Formative assessment
3 min- Who is Martin Luther King Jr.?
- Name ONE contribution.
- Where on the timeline does he go?
Closure
2 min- MLK portrait stays on biography wall
- Preview: tomorrow more significant individuals - Helen Keller and Rosa Parks
Homework
5 min- Tonight, ask a caregiver: 'Have you ever heard MLK's voice?' Tell them what you learned today.
Exercises in this lesson
Differentiation
- Picture-only response
- Pre-cued contribution card
- Single-sentence frame
- Find MLK's birth-state on a U.S. map
- Listen to a 30-second clip of MLK's I-Have-A-Dream speech (primary source!)

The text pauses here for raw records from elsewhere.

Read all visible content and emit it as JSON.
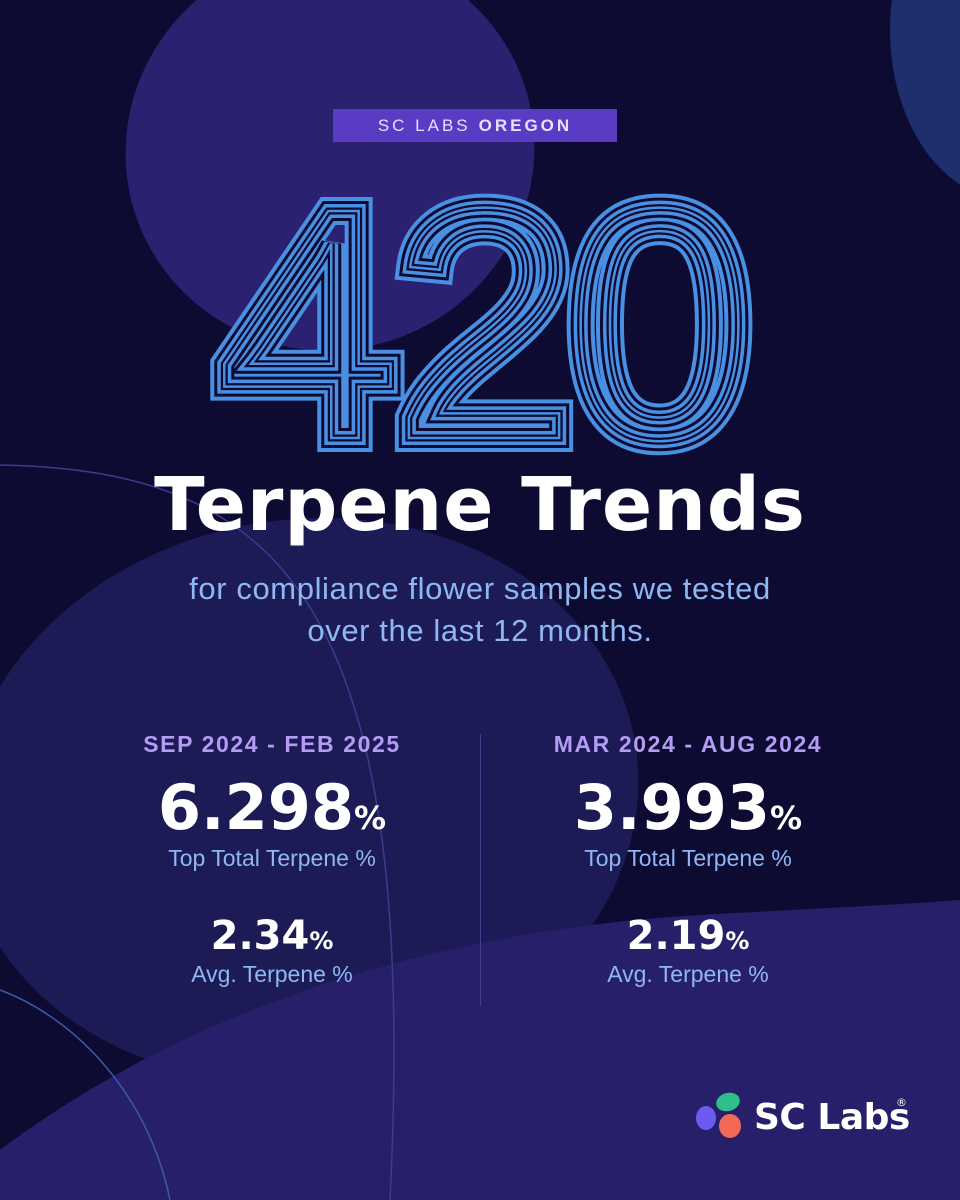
{
  "header": {
    "badge_prefix": "SC LABS",
    "badge_region": "OREGON",
    "big_number": "420",
    "title": "Terpene Trends",
    "subtitle_line1": "for compliance flower samples we tested",
    "subtitle_line2": "over the last 12 months."
  },
  "stats": [
    {
      "period": "SEP 2024 - FEB 2025",
      "top_value": "6.298",
      "top_unit": "%",
      "top_label": "Top Total Terpene %",
      "avg_value": "2.34",
      "avg_unit": "%",
      "avg_label": "Avg. Terpene %"
    },
    {
      "period": "MAR 2024 - AUG 2024",
      "top_value": "3.993",
      "top_unit": "%",
      "top_label": "Top Total Terpene %",
      "avg_value": "2.19",
      "avg_unit": "%",
      "avg_label": "Avg. Terpene %"
    }
  ],
  "logo": {
    "name": "SC Labs",
    "registered": "®",
    "icon": "sc-labs-logo-mark"
  },
  "colors": {
    "background": "#0e0b33",
    "accent_blue": "#4a90e2",
    "badge": "#5a3cc4",
    "period_text": "#b49cf5",
    "label_text": "#8fb7f2"
  }
}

- Bilingual MLK biography (Spanish version available)
- Translanguaging-allowed sharing
- Pictographic biography
- Audio version of Martin's Big Words
- Extended time
Teacher notes
Bryan Collier's Caldecott Honor illustrations are a primary-text choice - this is anchor pedagogy. Avoid hagiography: MLK was a real, complex human. Stick to specific contributions ('he gave speeches; he led marches; he won the Nobel Peace Prize'). DON'T sanitize: mention briefly that he was killed because not everyone agreed with him - that's age-appropriate truth-telling. Frame him as one of many leaders, not a solo hero.